Los otros dos estaban de acuerdo con Martínez. No convenía crearse enemigos entre los campesinos de los pueblos que iban a quedar bajo las aguas. Un día u otro se los convencería para que trabajasen en la central. No tendrían más remedio que aceptar cuando sus tierras estuvieran sumergidas. Sí, indudablemente convenía dar tiempo a que los campesinos recogieran sus cosechas. No sería tiempo perdido tampoco, puesto que, en realidad, nada se adelantaría con tener la presa llena sin que el montaje eléctrico estuviera acabado.
—¿Qué pasa con la música? —preguntó Andrés.
Le hicieron gestos señalándole a los jefes. Andrés se levantó y fue hacia ellos.
—Pero, bueno —dijo, en tono alegre—, ¿por qué no se puede oír música cuando están ustedes?
Andrés era observado por sus compañeros de mesa con una mezcla de admiración y miedo.
Una sonrisa idéntica fue iniciada por los tres.
—¿De qué se habla? —Andrés se estaba subiendo a un taburete.
—Esa juventud. —Miró a Andrés, sonriente, el administrador.
Martínez le explicó su conversación sobre la cosecha de los campesinos y la fecha mejor para llenar el embalse. Andrés se puso serio de pronto.
—Sí, hay que respetar su trabajo de un año. —Miró a través de la cristalera hacia la presa y detuvo su mirada en el llano donde comían los obreros sentados en el suelo—. Hay que respetarlos. A veces me parece injusto lo que estamos haciendo. Ustedes no estuvieron en la feria de Aldeaseca, como yo, y no vieron lo que yo vi.

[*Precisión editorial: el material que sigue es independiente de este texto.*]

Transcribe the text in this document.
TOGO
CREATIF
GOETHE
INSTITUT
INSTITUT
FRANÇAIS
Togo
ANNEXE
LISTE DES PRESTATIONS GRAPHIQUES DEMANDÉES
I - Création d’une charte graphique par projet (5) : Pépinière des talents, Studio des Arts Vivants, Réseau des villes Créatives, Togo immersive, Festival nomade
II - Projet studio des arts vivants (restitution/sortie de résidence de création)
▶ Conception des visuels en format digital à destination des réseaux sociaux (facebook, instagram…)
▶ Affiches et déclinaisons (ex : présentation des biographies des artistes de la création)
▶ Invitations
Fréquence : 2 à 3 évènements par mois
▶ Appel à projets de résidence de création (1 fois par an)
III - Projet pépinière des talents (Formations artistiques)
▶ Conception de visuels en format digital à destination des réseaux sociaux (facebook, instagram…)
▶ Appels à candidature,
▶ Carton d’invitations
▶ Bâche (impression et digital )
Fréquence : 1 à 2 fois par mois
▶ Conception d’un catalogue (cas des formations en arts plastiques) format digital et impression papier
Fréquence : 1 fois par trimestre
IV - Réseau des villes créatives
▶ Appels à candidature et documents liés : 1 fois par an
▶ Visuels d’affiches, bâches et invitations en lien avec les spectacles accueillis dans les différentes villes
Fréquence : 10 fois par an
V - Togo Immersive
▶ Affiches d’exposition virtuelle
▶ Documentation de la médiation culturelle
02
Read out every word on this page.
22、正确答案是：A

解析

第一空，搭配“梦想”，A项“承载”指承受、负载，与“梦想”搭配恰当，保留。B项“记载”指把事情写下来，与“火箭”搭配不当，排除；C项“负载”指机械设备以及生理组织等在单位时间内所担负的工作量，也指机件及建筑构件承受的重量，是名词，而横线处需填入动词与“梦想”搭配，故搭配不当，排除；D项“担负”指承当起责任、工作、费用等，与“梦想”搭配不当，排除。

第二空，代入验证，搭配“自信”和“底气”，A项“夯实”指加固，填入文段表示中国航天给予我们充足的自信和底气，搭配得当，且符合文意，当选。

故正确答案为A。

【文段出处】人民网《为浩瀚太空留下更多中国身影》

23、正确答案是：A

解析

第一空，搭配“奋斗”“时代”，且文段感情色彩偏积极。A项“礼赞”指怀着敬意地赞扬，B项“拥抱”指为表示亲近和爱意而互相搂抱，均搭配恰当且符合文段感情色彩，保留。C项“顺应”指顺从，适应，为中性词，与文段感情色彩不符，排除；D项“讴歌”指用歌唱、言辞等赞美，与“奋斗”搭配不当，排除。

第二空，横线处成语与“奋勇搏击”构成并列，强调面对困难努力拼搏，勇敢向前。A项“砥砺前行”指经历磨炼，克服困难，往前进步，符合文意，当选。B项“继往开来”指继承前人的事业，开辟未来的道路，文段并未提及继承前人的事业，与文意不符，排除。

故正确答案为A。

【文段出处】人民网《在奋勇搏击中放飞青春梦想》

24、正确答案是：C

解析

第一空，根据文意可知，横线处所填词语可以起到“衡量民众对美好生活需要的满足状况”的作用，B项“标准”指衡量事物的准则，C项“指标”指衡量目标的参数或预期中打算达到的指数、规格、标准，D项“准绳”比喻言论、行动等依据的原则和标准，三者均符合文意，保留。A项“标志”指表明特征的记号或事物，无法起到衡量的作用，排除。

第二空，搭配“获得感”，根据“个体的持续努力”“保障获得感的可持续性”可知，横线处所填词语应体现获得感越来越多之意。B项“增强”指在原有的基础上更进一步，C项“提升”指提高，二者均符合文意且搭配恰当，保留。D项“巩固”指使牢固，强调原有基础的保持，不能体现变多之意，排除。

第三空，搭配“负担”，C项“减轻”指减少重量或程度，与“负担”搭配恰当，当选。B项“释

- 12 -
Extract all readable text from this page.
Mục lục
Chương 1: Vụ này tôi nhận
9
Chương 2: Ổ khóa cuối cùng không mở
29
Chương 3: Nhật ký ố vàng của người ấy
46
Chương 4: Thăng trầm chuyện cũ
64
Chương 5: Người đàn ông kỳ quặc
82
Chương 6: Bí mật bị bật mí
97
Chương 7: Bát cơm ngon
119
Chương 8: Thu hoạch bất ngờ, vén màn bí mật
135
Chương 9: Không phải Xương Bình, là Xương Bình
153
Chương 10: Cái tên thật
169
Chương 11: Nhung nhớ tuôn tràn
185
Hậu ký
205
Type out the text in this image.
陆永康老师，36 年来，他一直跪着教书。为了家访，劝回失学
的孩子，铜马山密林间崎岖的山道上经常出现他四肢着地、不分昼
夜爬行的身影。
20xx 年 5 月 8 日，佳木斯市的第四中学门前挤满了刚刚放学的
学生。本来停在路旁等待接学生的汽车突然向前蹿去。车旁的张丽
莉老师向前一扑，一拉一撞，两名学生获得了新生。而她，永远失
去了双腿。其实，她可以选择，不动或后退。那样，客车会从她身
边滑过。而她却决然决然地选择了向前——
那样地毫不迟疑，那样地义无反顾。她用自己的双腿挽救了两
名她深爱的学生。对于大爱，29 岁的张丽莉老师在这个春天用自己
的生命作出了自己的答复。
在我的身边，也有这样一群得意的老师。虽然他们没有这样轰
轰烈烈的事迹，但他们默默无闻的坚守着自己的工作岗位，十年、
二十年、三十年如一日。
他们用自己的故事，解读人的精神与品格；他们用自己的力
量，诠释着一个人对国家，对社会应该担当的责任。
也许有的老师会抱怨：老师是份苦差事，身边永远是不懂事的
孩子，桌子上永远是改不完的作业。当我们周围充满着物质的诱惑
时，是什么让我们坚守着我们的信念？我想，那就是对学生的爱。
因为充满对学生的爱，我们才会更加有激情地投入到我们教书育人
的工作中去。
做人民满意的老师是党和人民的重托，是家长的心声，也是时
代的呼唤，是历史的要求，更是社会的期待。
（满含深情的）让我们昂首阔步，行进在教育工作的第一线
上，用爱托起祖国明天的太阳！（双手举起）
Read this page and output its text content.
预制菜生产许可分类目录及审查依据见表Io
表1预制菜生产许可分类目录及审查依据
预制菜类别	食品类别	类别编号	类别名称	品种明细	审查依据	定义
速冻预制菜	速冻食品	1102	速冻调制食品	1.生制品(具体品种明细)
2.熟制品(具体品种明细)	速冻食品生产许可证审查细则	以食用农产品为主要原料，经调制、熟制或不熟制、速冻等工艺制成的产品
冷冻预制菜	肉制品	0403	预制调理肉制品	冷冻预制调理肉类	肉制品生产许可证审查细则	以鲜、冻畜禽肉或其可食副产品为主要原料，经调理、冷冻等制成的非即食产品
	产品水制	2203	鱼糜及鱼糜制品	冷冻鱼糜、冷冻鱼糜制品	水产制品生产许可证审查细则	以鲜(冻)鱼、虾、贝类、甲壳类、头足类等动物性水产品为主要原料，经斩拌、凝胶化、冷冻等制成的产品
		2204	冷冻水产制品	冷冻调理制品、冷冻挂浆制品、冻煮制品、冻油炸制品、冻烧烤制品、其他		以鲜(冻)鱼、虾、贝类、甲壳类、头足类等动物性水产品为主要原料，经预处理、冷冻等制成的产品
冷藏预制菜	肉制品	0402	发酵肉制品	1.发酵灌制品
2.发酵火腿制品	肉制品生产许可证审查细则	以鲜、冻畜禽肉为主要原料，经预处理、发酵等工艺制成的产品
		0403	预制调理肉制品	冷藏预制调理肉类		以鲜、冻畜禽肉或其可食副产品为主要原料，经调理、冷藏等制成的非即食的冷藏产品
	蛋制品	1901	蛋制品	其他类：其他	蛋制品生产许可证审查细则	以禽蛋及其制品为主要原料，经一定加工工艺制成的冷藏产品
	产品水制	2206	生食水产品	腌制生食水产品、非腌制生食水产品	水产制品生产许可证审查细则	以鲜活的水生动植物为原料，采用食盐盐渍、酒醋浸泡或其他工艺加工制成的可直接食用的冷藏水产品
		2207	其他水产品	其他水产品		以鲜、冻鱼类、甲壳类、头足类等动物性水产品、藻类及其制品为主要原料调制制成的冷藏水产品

—Pero yo ya estuve hace varios años, con usted precisamente —dijo Martínez—, y aún no he podido olvidar lo que vi. ¿Va usted a considerar más importante la cosecha de tres pueblos miserables que la construcción de una central eléctrica que producirá más de tres millones de kilovatios-hora al año?
—No, no, desde luego. Pero se deberían tener resueltos también sus problemas.
—Bah.
—No sé, pero…
—Usted es un romántico. —Cuando Martínez decía «romántico» quería decir atrasado.
Andrés seguía mirando a través de la cristalera. Bajó de su taburete el administrador.
—Creo que ya es hora de comer —dijo.
—Sí —dijo Martínez.
—Déjese usted de tonterías, Andrés —dijo el otro ingeniero—. Nosotros estamos trabajando por el progreso. Esas pobres gentes son gentes atrasadas a las que no se puede tener en cuenta.
Salieron los jefes y, detrás, empezaron a desfilar los altos empleados.
El mozo del mostrador empezó a limpiar las mesas.